Прошагав по усыпанной гравием тропинке, мы с Мануэлем вошли в прихожую. Будто попали из залитого солнцем полудня в промозглую пещеру. Когда мои глаза привыкли к полумраку, я смогла разглядеть два стула с высокими спинками и мраморный стол на изогнутых ножках, стены цвета охры, пальто на вешалке, несколько пар зимней обуви, подставку для зонтов. Мануэль провел меня в просторную, заполненную всевозможной утварью кухню. Единственное окно выходило в сад, на ажурные ветви каштана, рядом стоял громоздкий деревянный стол и несколько стульев.
Из кухни мы прошли в богато обставленную гостиную с хрустальными люстрами, кожаными креслами в кастильском стиле, бронзовыми жаровнями, изящными столиками. В дом не проникал тлетворный дух современности. В нем царили полумгла, прохлада и прошлое. В соседней комнате, где тетушка любила проводить время за чтением или вязанием, я увидела портрет сурового худого мужчины в старинном камзоле.
— Это один из твоих предков? — спросила я Мануэля.
— Дон Бернардо де Сандоваль-и-Рохас, испанский гранд и первый маркиз Денья собственной персоной. Как тебе известно, Хуану держали в заточении двое маркизов. Это старший.
Дон Бернардо источал непоколебимую уверенность, словно заполучил долговые расписки Бога и дьявола. Одетый в черное, как большинство своих современников, белизной кожи он походил на Мануэля. Губы у маркиза были очень тонкие, плотно сжатые, а взгляд источал высокомерие и презрение к миру плоти. Должно быть, в эпоху религиозного фанатизма он чувствовал себя как рыба в воде. Такой человек безо всякой жалости играл страстями и слабостями других. У маркиза были седые волосы и короткая, аккуратно подстриженная бородка.
— Вы, американцы, не слишком-то интересуетесь историей. — Таковы были первые слова тетушки Агеды, бесшумно вошедшей в комнату, пока я разглядывала портрет.
— И в том есть немалая заслуга испанцев, — ответила я.
Мануэль одобрительно кивнул, не двигаясь с места. Казалось, он хочет защитить меня, обвести магическим кругом, в который его тетка не сможет проникнуть.
— У всех хватает заслуг друг перед другом, но я вообще-то имела в виду семейную историю. Вы все же не помешаны на генеалогии так, как мы. — Расцеловав племянника в обе щеки, сеньора протянула мне руку.
— Лусия — выговорила я, ощутив в своей ладони холод ее перстней.

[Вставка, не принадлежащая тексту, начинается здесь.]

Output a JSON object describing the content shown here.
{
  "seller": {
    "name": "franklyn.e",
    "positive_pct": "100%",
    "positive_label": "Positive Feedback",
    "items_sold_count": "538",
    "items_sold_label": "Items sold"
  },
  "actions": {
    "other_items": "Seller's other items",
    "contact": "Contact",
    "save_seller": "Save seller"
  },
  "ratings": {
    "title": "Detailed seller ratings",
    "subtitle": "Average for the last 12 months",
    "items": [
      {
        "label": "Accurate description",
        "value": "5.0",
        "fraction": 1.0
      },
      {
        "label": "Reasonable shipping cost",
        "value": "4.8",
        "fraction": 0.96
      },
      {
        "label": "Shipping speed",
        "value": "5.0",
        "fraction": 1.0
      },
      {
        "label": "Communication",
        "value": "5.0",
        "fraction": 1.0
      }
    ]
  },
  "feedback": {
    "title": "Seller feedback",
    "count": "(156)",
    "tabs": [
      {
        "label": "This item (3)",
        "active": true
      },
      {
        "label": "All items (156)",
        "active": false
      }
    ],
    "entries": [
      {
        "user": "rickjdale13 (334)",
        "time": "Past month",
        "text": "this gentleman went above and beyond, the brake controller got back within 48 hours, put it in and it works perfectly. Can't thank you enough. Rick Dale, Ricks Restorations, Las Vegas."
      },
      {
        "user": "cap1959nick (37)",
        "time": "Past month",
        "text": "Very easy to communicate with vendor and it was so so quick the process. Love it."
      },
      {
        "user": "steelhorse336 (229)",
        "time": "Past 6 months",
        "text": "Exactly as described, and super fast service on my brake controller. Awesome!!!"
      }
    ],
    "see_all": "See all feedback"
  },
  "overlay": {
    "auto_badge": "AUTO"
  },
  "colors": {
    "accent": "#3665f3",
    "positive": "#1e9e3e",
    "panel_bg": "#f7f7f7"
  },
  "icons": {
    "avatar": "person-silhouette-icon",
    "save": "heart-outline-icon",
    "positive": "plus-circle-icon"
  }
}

— Сколько тебе лет, девочка? Ты такая юная. Мануэль сказал, ты из Никарагуа, — произнесла Агеда, пытливо глядя на нас обоих.
— Шестнадцать.
— Надо же! — воскликнула тетушка. — Ты пообедаешь с нами?
Мы отправились на кухню. Агеда сразу принялась накрывать на стол. В окно была видна каменистая дорожка, ведущая через сад, мимо каштана, к заросшему травой и мхом колодцу. Обвивший потрескавшиеся стенки вьюнок придавал колодцу кладбищенский вид.

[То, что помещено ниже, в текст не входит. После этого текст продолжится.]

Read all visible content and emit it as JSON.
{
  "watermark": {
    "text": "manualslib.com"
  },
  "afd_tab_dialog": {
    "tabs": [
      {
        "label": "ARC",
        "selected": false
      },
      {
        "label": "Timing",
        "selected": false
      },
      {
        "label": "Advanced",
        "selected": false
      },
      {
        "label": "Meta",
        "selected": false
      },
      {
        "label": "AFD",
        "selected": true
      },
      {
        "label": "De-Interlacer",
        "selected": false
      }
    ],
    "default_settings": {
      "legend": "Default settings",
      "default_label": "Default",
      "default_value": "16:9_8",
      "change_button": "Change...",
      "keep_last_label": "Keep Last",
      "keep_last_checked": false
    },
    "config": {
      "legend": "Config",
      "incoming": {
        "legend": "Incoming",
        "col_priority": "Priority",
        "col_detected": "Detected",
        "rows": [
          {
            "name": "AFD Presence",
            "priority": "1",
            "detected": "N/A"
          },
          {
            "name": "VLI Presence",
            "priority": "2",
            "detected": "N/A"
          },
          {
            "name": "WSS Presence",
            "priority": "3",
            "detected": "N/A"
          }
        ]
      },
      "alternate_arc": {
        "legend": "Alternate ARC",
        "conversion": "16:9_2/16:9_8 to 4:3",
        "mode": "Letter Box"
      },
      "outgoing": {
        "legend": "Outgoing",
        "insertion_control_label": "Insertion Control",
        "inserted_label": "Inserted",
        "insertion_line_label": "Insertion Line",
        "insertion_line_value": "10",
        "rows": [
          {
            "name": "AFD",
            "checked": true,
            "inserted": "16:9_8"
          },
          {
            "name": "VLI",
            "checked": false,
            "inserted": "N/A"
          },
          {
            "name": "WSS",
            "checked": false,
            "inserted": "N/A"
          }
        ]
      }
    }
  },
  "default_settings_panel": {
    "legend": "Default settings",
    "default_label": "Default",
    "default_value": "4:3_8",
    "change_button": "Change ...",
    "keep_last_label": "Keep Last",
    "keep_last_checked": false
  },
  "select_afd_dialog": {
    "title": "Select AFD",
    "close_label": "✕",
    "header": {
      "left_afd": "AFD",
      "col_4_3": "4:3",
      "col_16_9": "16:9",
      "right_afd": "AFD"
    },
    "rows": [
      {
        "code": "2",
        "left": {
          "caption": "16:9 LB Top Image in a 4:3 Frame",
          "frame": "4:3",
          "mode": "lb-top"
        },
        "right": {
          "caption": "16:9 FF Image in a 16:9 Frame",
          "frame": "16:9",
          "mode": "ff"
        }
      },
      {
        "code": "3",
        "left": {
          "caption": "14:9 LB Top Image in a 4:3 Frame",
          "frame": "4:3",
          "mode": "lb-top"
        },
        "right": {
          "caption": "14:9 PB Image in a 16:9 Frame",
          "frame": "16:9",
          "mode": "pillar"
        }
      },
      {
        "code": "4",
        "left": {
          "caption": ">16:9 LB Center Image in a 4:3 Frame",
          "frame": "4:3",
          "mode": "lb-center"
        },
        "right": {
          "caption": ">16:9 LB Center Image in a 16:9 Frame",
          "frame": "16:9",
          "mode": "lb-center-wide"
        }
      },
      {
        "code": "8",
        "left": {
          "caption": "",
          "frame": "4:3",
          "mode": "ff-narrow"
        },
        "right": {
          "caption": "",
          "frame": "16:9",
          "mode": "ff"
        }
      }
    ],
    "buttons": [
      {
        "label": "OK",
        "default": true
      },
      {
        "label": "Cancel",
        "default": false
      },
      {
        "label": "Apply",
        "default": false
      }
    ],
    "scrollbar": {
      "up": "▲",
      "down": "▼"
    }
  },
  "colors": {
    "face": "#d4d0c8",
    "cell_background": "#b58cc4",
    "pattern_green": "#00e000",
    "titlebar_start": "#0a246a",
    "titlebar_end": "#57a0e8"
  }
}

— Ты туда даже не смотри, — покачала головой Агеда. — Сад в ужасном состоянии. У меня до него просто руки не доходят.
— Мир за стенами этого дома не представляет для моей тети никакого интереса, — язвительно прокомментировал Мануэль.
— На себя посмотри, мальчишка. Я по крайней мере живу в двадцатом веке, — парировала сеньора.

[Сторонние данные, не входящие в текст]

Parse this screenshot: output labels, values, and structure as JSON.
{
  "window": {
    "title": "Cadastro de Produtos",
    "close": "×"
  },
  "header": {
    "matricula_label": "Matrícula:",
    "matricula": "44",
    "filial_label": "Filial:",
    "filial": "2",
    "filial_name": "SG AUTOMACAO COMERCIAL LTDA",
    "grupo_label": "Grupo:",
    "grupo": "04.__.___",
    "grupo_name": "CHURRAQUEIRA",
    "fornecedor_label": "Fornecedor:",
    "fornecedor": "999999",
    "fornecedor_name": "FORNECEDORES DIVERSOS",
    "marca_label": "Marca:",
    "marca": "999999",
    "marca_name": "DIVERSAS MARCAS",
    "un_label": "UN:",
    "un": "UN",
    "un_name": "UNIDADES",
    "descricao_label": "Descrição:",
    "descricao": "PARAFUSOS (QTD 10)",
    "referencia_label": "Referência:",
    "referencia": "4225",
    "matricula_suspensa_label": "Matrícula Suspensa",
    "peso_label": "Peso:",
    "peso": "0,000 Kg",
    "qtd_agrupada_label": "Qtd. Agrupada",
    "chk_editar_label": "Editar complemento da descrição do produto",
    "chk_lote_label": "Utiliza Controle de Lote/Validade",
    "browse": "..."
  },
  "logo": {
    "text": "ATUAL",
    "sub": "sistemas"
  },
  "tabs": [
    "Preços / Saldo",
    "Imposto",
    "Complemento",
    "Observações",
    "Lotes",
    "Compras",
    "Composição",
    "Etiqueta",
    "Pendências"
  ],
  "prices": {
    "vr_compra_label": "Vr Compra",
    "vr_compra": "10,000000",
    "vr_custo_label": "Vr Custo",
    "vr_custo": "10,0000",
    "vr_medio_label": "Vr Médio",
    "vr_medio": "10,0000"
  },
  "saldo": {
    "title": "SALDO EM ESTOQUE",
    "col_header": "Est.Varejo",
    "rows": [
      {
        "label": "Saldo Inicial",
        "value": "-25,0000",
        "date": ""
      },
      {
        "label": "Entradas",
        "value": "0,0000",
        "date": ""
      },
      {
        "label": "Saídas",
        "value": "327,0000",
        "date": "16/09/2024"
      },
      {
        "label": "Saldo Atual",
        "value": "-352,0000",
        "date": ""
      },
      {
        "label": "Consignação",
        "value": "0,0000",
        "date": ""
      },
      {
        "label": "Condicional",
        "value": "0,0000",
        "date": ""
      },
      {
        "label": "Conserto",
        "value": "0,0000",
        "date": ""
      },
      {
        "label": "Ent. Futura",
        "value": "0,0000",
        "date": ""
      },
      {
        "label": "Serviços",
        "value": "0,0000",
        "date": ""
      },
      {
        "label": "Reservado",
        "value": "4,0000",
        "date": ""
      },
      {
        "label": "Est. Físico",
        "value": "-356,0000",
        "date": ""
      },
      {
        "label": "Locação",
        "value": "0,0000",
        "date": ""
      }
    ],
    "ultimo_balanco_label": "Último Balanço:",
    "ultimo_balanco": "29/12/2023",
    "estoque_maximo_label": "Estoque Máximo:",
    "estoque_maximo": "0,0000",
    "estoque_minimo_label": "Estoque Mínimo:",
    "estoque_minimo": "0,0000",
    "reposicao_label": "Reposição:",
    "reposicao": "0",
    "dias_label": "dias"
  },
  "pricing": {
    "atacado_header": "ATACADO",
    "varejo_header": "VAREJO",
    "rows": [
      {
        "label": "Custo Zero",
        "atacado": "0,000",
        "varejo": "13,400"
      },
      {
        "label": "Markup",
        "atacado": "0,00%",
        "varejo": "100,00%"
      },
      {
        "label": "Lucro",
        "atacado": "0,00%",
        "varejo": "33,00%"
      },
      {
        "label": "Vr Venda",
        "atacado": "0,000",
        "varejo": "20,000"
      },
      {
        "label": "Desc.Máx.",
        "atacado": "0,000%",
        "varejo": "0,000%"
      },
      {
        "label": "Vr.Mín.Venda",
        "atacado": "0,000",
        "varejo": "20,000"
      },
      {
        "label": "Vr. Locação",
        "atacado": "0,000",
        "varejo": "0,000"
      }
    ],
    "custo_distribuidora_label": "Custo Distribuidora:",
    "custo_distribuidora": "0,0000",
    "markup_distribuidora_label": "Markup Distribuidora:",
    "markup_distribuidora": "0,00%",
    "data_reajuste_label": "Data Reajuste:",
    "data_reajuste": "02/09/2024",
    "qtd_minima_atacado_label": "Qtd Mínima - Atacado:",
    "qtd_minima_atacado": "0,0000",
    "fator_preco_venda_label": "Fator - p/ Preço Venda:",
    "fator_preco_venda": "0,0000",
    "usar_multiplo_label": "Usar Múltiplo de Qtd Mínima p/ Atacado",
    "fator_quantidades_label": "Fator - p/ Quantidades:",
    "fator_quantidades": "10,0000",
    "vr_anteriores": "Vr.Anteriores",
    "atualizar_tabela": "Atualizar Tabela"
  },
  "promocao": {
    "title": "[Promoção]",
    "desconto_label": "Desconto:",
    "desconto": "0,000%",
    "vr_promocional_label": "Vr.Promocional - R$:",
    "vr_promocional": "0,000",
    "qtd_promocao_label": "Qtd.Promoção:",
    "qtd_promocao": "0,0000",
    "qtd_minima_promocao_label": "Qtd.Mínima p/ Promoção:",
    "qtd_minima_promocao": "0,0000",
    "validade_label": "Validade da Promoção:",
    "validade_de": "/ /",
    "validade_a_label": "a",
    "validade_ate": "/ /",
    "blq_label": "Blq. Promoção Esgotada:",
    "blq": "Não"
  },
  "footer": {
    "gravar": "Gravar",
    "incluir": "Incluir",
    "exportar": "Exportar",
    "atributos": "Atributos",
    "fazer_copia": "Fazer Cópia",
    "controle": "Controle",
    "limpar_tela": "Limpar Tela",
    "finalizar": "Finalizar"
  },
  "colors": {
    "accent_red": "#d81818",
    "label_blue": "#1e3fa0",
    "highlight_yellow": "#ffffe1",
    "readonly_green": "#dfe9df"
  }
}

Я с любопытством наблюдала за их шутливой перепалкой. Судя по всему, у тетки и племянника давно вошло в привычку высмеивать эксцентричность друг друга.
Донья Агеда погрузилась в кухонные хлопоты. С сосредоточенным видом она доставала из холодильника молоко, ставила на огонь чайник, передавала нам с Мануэлем тарелки и чашки, чтобы мы расставляли их на столе.
За едой Агеда рассказывала о своем детстве и домашних учителях. Отец отказался отдавать ее в школу. Он терпеть не мог монашек. Маленькой Агеде приходилось молиться тайком. Она расспрашивала меня об интернате и семье в манере, присущей одним только испанкам: живой, экспансивной, и прямой, которая мне очень нравилась и в то же время слегка меня обескураживала. Старая сеньора оказалась весьма интересным человеком. Она мастерски соблюдала баланс между любезным тоном и прямотой суждений, словно сознавала силу собственного характера и немного его стеснялась. И все же тетушка Мануэля мне понравилась.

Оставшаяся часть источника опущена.